Rockwood Administrator Addresses Common Core Confusion

Executive Director of Learning and Support Services Karen Kieffer says much of the growing backlash against the national education standards adopted by Missouri is the result of misinformation.

As the Rockwood School District moves ahead with implementing the national set of educational standards known as “Common Core,” administrators are asserting that they still retain local control of the district’s curriculum.

The district’s Executive Director of Learning and Support Services Karen Kieffer recently told the Rockwood School Board that much of the growing backlash against the standards is misinformed.

“It’s not talking about how teachers are going to teach,” she said. “That’s what we hire our teachers to do, they are the professionals.”

Public outcry over Common Core erupted in the St. Louis area during a recent series of town hall meetings held by the Missouri Department of Elementary and Secondary Education, as well as a forum hosted by an anti-Common Core group in Chesterfield.

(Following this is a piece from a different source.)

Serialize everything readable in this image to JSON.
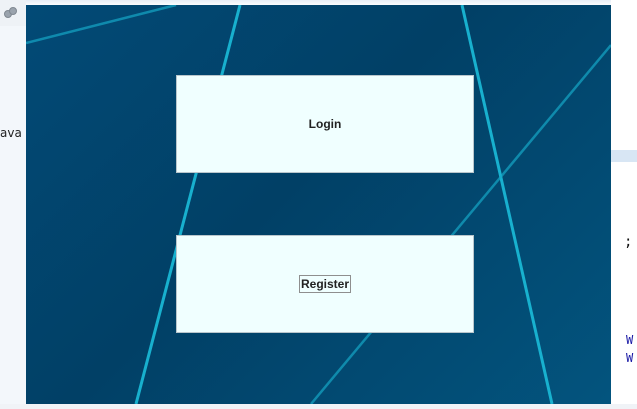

While the issue is becoming divided along ideological lines, it started out as a bi-partisan push from the National Governors Association in 2009. The group wanted to see more rigorous, challenging standards for the nation’s schools.

According to the website for the Common Core Standards Initiative, they were developed through a collaboration across states that involved hundreds of teachers, researches and leading experts.

Opponents of the initiative have decried it as a federal takeover of the education system and have begun pushing to find ways to exempt or pull back Missouri from its implementation.

However, Kieffer and Director of Curriculum Matt Fredrickson framed the standards as only outlining, in general, the kinds of knowledge and skills students need to succeed at each grade level, specifically for math and English.

The state board of education adopted Common Core in June 2010. They are now known as the Missouri Learning Standards and must be in place in time for the 2014-15 school year.

“We can go beyond those Missouri Learning Standards,” she said. “You can think of them as the floor of our curriculum and we build from there.”

As an example, Frederickson said a “key measurable objective” for a sixth grade reading standard might include “contrasting what students see and hear when reading a text to what they perceive when they listen or watch.”

“It’s up to our teachers locally to unpack that standard,” he said. “What do we want kids to know, understand and be able to do for this course or that grade level? That is left up to interpretation for us.”

Kieffer added that some things parents may have heard, such as the idea that Common Core will dictate what resources the districts purchases, are simply not true.

Regardless of the strong feelings that are starting to emerge around Common Core, the district has little choice but to move forward with the Missouri Learning Standards. As a state entity, Keiffer said the district must align its curriculum, and importantly its assessments, to the standards.

Kieffer’s remarks were made during a May 16 Rockwood Board of Education meeting discussion about the district’s extensive, four-part curriculum management process. As part of that process, Kieffer said the district will continuously gather feedback from staff and parents through a curriculum advisory council and other measures.